We’ve all had days when we felt as though nothing mattered and there was no point to anything; when we either felt too much or nothing at all. We’ve all had feelings of isolation, heaviness, and confusion that absolutely refused to leave. Now imagine those feelings, those waves of negativity, lasting weeks, months and years. Imagine being unable to become excited by good news or even despaired by bad news because most of what you feel is a flat line. Having depression makes you a shell of your former self and it’s damn near impossible to pull yourself up on your own. No one should have to go through it alone so here are three big signs of depression to be on the lookout for in the people close to you.
1. Reclusiveness/Canceling Plans
Many of these signs do not, by any means, always equal depression. This is one of them. Just because your friend bailed on lunch with you last week doesn’t mean they’re clinically depressed and need help. However, when your friend canceled lunch with you last week, coffee the week before, hasn’t been to math class in a few days and has left you on “Read” every time you try to contact them, then you should be worried. Consistently canceling plans and avoiding social contact can be a sign of depression and your friend may be attempting to withdraw completely. Keep reaching out to them and whatever you do, don’t give up. While they may not be responding, they can see that you care and, sometimes, that’s all they need.
2. Saying They’re Depressed
This may seem like a complete, “Duh!” however, we live in a time where nearly everyone has felt depressed at some point in their life, so we associate it more with an emotion than with an illness. What you may wave off as a statement of feeling may be someone’s cry for help and shouldn’t be ignored.
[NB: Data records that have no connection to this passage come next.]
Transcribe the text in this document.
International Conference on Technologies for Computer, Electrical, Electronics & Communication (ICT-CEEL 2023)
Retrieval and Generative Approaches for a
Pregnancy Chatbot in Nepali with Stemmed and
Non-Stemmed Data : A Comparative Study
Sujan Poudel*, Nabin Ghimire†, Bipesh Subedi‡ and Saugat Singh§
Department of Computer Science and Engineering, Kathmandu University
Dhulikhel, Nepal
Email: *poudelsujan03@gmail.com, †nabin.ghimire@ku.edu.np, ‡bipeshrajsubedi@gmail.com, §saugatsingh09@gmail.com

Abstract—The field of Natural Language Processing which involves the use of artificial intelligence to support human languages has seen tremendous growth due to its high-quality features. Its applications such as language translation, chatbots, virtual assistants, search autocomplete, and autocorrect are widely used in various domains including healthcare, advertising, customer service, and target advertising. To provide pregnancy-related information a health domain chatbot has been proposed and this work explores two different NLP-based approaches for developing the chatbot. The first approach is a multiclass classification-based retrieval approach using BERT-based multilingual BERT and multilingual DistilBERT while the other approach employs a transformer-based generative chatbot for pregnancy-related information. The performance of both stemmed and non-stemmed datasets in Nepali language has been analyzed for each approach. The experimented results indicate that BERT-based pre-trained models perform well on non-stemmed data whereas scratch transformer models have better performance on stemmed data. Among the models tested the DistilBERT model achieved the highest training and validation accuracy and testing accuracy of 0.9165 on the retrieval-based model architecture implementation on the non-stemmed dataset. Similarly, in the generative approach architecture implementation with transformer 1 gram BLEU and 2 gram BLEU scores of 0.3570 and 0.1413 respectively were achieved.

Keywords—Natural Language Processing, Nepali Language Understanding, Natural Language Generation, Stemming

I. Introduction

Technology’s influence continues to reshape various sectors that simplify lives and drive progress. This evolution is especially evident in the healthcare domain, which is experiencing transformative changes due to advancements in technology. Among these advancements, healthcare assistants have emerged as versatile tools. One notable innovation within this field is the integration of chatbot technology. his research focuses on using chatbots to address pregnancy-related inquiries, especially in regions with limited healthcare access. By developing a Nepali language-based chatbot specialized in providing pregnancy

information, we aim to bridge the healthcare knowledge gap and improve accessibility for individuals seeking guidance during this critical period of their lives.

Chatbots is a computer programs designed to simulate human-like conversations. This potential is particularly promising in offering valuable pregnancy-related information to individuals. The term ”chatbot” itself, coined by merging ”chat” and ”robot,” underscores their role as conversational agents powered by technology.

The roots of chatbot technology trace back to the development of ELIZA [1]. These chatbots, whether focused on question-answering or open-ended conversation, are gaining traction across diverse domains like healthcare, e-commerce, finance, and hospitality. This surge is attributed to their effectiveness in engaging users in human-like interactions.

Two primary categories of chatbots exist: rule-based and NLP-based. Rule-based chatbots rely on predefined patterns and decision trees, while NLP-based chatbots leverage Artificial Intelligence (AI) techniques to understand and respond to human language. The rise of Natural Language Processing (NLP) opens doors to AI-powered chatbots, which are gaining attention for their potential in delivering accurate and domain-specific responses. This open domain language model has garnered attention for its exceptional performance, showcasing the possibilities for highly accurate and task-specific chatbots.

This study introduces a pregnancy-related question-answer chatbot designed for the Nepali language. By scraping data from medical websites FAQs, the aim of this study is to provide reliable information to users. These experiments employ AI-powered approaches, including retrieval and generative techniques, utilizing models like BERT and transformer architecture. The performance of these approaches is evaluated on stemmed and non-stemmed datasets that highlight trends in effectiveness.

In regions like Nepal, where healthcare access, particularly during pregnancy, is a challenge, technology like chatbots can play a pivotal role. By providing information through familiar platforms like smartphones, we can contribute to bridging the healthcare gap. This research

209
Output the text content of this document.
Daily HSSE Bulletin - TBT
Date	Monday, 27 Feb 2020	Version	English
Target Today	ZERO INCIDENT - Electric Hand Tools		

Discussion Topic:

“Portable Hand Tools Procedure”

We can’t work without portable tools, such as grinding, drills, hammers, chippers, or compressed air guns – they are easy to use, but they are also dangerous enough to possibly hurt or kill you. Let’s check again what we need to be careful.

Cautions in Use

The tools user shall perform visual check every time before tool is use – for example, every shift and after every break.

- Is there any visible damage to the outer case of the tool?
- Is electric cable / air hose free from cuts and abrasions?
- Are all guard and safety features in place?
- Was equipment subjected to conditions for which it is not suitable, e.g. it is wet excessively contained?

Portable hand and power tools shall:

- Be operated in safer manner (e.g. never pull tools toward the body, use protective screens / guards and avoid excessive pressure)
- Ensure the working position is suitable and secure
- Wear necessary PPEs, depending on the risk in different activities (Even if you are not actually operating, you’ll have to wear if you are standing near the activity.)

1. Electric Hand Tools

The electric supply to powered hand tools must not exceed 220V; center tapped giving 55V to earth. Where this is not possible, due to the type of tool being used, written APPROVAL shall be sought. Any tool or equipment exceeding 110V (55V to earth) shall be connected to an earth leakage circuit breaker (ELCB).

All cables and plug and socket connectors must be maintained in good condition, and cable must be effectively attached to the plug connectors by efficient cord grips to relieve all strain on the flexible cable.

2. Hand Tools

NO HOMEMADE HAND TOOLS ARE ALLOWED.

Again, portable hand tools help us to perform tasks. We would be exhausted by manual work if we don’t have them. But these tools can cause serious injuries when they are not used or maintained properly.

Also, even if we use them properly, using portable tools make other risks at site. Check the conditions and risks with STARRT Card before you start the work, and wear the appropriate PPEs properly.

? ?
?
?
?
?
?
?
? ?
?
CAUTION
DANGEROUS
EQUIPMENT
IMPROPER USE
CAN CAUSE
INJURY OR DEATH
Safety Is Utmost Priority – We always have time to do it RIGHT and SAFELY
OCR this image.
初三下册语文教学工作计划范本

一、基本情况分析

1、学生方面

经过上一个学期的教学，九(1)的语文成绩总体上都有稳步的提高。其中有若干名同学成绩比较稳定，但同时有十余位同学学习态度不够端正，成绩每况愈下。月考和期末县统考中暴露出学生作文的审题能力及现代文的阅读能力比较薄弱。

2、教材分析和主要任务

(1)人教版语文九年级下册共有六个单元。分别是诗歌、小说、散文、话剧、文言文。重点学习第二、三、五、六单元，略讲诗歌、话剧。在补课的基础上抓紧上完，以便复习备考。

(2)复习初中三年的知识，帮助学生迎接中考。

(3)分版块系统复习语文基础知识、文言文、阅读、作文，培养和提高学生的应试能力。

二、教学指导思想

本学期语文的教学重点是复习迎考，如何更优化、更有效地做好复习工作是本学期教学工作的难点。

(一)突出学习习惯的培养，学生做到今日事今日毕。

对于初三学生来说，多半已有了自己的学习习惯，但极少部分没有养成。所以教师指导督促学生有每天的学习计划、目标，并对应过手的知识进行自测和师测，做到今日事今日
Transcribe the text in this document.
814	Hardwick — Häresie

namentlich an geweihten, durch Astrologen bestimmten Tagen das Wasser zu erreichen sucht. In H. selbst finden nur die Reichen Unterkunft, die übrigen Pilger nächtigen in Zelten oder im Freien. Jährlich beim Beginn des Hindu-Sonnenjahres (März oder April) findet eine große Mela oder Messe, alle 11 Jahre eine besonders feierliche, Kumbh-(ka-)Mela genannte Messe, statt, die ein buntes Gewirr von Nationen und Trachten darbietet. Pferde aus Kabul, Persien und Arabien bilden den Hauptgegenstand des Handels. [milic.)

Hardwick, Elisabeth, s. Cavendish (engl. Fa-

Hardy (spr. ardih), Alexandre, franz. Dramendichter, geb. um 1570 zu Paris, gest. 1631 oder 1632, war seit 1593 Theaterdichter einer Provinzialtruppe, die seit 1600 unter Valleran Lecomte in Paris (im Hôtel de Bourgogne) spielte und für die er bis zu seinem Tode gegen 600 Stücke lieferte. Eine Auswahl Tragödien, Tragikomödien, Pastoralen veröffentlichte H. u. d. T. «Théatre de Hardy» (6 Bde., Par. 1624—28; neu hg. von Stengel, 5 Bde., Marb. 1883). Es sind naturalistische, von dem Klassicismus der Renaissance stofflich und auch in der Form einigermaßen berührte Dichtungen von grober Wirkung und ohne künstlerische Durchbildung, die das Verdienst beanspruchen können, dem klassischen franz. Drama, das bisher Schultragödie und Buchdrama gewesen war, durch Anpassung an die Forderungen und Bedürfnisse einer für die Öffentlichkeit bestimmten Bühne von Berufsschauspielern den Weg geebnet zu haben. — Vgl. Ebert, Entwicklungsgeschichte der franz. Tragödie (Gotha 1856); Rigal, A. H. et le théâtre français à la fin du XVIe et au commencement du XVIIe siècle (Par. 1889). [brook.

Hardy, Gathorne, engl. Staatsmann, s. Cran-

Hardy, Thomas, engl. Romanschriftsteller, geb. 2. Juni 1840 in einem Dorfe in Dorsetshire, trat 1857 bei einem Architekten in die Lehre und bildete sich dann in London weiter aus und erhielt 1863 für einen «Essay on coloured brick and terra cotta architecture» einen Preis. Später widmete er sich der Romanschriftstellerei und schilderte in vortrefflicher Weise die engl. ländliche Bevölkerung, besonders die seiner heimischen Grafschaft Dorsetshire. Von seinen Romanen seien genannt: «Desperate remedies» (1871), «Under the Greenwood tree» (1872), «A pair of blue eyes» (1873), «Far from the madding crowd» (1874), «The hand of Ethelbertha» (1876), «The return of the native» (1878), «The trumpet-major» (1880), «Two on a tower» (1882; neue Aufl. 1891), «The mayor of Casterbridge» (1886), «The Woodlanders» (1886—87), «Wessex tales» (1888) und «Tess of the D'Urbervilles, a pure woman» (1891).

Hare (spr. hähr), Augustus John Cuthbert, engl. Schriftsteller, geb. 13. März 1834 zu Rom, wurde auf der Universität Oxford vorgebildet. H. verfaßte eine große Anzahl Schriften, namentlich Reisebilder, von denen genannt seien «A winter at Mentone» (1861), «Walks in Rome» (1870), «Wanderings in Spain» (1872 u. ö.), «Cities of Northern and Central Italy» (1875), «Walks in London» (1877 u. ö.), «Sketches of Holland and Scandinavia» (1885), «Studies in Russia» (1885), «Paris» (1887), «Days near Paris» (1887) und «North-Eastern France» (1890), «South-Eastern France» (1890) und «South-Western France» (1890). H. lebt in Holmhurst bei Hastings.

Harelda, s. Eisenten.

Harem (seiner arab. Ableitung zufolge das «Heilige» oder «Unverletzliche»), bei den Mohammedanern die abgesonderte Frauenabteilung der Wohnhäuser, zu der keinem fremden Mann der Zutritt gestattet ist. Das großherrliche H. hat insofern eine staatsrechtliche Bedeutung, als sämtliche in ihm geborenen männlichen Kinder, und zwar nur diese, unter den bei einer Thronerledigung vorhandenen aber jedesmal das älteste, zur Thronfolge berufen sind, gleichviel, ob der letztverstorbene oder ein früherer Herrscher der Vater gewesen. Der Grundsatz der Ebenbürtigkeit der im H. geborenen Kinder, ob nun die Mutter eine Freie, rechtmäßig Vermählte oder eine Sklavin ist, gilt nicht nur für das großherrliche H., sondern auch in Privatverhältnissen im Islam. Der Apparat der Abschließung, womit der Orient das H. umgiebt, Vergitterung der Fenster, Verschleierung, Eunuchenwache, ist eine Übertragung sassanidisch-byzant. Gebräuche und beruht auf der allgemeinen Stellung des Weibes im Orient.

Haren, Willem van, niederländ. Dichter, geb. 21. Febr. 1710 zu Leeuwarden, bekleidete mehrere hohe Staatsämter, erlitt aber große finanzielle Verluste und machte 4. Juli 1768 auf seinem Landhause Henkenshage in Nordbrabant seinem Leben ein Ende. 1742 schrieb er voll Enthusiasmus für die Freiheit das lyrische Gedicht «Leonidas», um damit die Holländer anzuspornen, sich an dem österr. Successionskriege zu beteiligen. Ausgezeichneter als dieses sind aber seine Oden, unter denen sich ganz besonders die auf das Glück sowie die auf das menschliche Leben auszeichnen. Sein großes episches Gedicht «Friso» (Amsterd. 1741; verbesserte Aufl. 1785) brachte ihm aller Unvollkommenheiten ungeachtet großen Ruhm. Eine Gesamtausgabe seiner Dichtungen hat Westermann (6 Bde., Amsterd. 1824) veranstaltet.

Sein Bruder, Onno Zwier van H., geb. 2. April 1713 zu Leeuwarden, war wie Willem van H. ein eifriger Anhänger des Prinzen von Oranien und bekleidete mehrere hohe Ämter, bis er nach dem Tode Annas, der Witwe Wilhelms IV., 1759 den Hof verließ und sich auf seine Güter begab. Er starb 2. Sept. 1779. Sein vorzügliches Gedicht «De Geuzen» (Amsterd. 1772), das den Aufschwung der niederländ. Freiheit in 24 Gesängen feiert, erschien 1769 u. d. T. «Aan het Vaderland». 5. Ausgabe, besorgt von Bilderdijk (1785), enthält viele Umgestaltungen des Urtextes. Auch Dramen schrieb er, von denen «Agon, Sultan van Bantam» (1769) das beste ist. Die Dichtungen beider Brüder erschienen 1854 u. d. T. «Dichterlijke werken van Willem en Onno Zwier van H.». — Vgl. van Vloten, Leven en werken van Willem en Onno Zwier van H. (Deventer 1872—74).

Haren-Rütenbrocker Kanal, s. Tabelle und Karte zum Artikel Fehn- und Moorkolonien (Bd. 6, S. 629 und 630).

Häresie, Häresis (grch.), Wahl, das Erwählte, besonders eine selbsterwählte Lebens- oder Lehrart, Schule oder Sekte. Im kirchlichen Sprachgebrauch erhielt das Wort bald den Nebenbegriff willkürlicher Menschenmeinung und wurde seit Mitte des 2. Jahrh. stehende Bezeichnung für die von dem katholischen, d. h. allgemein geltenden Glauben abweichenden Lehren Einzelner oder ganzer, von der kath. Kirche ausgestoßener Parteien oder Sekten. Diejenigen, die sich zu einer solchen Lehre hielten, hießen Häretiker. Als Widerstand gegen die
It can take a lot of courage for someone to admit to you that they’re sick so that next time you hear someone say, “I’m so depressed,” don’t dismiss it as if they had just said, “I’m so tired.” Ask if they’re alright or if they need help. Sometimes, they really will just be feeling sad or depressed, but there’s always a chance that they actually do need help and chose you to confide in.
3. Signs of Self-Harm
Unfortunately, self-harm is an increasingly common way to deal with depression, anxiety, and other mental illness. Often stereotyped as something “only teenage girls do for attention” or “not a real problem because it’s self-inflicted”, self-injury is a serious cry for help that too many people feel is the only way to feel better. Contrary to popular belief, it is not limited to cutting, though that is the most common form it takes. In addition to cutting, it can also include scratching, burning, overdosing, and many other things. Signs to look for can include fresh scars or wounds that don’t seem to be healing, long sleeves or pants in warm weather, picking or scratching at a certain area, and other unusual injuries typically on the arms, legs, and torso. More information, including what to do if you suspect some close to you is self-harming, can be found here.
Attempts to help people in this sort of state may feel like you’re overstepping boundaries but clinical depression is a slippery slope and can lead to much more and worse problems. Don’t let those close to you suffer alone. Be there for them and help them through it.
If you think someone you know may be suicidal or heading in that direction, don’t keep quiet, especially if they ask you to. You do have the power to save someone’s life. The National Suicide Prevention Lifeline is open 24/7 and can be reached at 1-800-273-8255. Their website also has a lot of great resources and can be found here.